Enter the garrulous dogwood, and there you have it: a hitch-hiker on the overture of the redbud, but not one you'd leave by the side of the road. Possibly, if the dogwood were the first to emerge, we'd never see the redbud, so much more intense and dense is its blossom. Not that there had ever been anything recessive or tentative in the earlier bloom, it had no standard before it to succeed, no mentor to exhibit a principle; and it had to do this alone, without the stimulus of rivalry, before its scale was set. A second blossom knows what he can finesse, owns an easy mark, and counts upon the first to frame his fame. The redbud is his hero.

It is his shield, his shelter as he blooms and his vanguard as he strides. It is his ever-precious entrée to the gaze, the sweet-swept stage of his enhancement. Even then, the redbud shocks as much with its departure, as with any evanescence of its spray. Every Spring, the dogwood sees only the lesser half of this. 

Georg Friderich Händel
Ode for St Cecilia's Day
  From harmony ..
James Gilchrist, tenor
Robert King
The King's Consort
Hyperion, 2004©


  1. Hello:
    The blossoming of spring never fails to amaze and delight with its sheer exuberance after the barren days of winter.

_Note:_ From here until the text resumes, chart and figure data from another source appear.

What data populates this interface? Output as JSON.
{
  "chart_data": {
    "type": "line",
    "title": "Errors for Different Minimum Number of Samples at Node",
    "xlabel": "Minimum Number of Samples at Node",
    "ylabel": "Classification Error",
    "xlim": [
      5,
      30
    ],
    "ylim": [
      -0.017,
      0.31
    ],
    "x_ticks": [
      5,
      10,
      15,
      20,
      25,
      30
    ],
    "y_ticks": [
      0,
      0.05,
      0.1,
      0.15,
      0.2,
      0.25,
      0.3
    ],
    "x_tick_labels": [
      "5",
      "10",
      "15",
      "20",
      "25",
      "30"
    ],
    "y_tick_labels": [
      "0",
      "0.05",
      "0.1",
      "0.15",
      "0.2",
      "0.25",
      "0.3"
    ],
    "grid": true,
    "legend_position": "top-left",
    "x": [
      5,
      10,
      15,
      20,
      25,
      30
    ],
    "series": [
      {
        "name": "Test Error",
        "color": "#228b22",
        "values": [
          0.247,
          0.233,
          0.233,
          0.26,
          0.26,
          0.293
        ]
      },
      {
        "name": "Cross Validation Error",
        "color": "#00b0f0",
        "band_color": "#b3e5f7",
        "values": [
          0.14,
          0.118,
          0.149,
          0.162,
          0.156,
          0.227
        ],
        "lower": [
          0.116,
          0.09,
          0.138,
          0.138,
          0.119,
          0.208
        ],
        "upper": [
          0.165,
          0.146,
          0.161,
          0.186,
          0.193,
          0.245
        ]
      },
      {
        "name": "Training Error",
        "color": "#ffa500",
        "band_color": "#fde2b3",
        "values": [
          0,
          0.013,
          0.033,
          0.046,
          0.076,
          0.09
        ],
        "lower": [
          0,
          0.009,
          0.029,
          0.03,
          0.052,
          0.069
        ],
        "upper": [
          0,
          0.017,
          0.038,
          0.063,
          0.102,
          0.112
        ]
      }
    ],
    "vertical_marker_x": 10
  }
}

    The redbud, and here we assume the Cercis, is lovely, not only in spring but also in its autumnal colour. In general we find the dogwood, Cornus, less appealing. But then we think of, for example, Cornus kousa chinensis, and our hearts miss a beat.

  2. Here, Fall is the conventional "riot," and the redbud is indistinctly part of that unless, as I say, expressly planted for effect. Spring is not that way here, it has primogeniture, a cadence as I try to suggest.